As pacientes acharam estranha a atitude, já que nenhuma delas estaria apresentando o quadro constatado pelo médico. “Sabemos que o corrimento é normal e que se acentua dependendo do período de gestação. Mas, ao que tudo indica, essas mulheres não apresentavam corrimento que justificasse a atitude. Já o exame de toque também é feito já na fase final da gravidez ou após a 38ª semana. Essas mulheres têm entre três e sete meses de gestação”, explicou a delegada.

Outro fato que chamou a atenção foram os “termos” usados pelo médico. “Ele pediu a elas que imaginassem um lugar como a praia, para relaxar. Foi quando elas perceberam que ele estava acariciando o clitóris delas”, disse Dilamar.

No dia seguinte, as pacientes foram informadas que o médico já não atenderia mais no local. L. deve ser ouvido ainda hoje pela polícia.

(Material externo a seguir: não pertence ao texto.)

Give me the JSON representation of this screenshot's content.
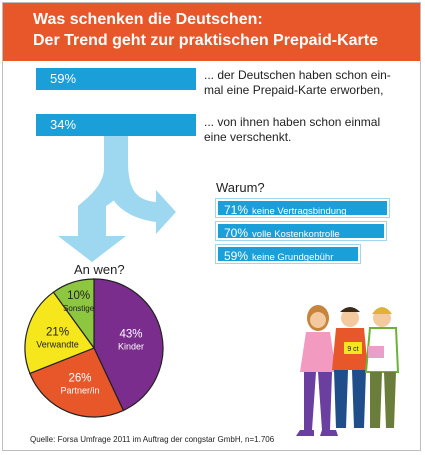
{
  "header": {
    "line1": "Was schenken die Deutschen:",
    "line2": "Der Trend geht zur praktischen Prepaid-Karte"
  },
  "stats": [
    {
      "value": "59%",
      "text_line1": "... der Deutschen haben schon ein-",
      "text_line2": "mal eine Prepaid-Karte erworben,"
    },
    {
      "value": "34%",
      "text_line1": "... von ihnen haben schon einmal",
      "text_line2": "eine verschenkt."
    }
  ],
  "warum": {
    "title": "Warum?",
    "reasons": [
      {
        "pct": "71%",
        "label": "keine Vertragsbindung",
        "value": 71
      },
      {
        "pct": "70%",
        "label": "volle Kostenkontrolle",
        "value": 70
      },
      {
        "pct": "59%",
        "label": "keine Grundgebühr",
        "value": 59
      }
    ]
  },
  "chart_data": {
    "type": "pie",
    "title": "An wen?",
    "slices": [
      {
        "label": "Kinder",
        "value": 43,
        "display": "43%",
        "color": "#7b2d8e"
      },
      {
        "label": "Partner/in",
        "value": 26,
        "display": "26%",
        "color": "#e8572a"
      },
      {
        "label": "Verwandte",
        "value": 21,
        "display": "21%",
        "color": "#f5e71c"
      },
      {
        "label": "Sonstige",
        "value": 10,
        "display": "10%",
        "color": "#8dc63f"
      }
    ]
  },
  "source": "Quelle: Forsa Umfrage 2011 im Auftrag der congstar GmbH, n=1.706",
  "colors": {
    "header": "#e8572a",
    "accent_blue": "#1a9fd8",
    "arrow_blue": "#9ed8f0"
  },
  "illustration": {
    "card_label": "9 ct"
  }
}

“Eu pedi para que ele parasse”

“Eu pedi para que ele parasse. Pedi três vezes. Eu estava sentindo dor por causa da infecção urinária e mesmo assim ele insistiu. Disse que era assim o procedimento”, conta D., de 20 anos. Segundo a paciente, grávida de sete meses, os abusos aconteceram em uma consulta para tratar de uma infecção urinária. “Ele me mandou deitar, pediu para eu tirar a calça e começou a me tocar. Disse que seria necessário o exame de toque para avaliar o nível da infecção. Eu estranhei, mas como ele médico fiquei sem reação. Ele fazia movimentos frequentes com as mãos. Isso durou, no mínimo, dez minutos”, relata a jovem.

Ao sair do consultório, D. foi ao encontro de uma amiga, que também faz o pré-natal no mesmo posto de saúde. Ao se verem, R., 19 anos, perguntou se tinha acontecido algo de diferente na consulta. Nesse momento, as duas perceberam que havia algo estranho.

Pacientes relataram atitude

As amigas D. e R, relataram a situação a uma enfermeira. “Ela ficou chocada. Na hora, percebemos que havíamos sido abusadas”, diz D.. “A intenção dele foi de ato libidinoso. E é revoltante você saber que depositou a sua confiança, a sua gravidez, a saúde do seu filho, nas mãos de uma pessoa nojenta assim”, afirma a jovem.

A terceira mulher, que supostamente também foi abusada pelo médico, estava no posto de saúde quando as amigas voltaram ao local. “Quando eu a vi saindo do consultório, questionei se o mesmo aconteceu com ela e a resposta foi sim”, lembra ainda D..

Segundo ela, representantes da Secretaria de Saúde pediram para “não espalhar a notícia. Disseram para sermos discretas e não envolver mais ninguém nisso”. Porém, a jovem preferiu não se calar e fez, junto às outras duas supostas vítimas, uma ocorrência denunciando a violação sexual cometida pelo médico cubano.

Versão oficial

O Ministério da Saúde informou que o profissional envolvido em denúncia está afastado de suas atividades até a conclusão das investigações. Um processo disciplinar foi aberto para apurar a conduta. O Ministério da Saúde afirmou ainda que vai prestar todo o apoio necessário durante as investigações da Polícia Civil. A reportagem não conseguiu contato com a Secretaria de Saúde.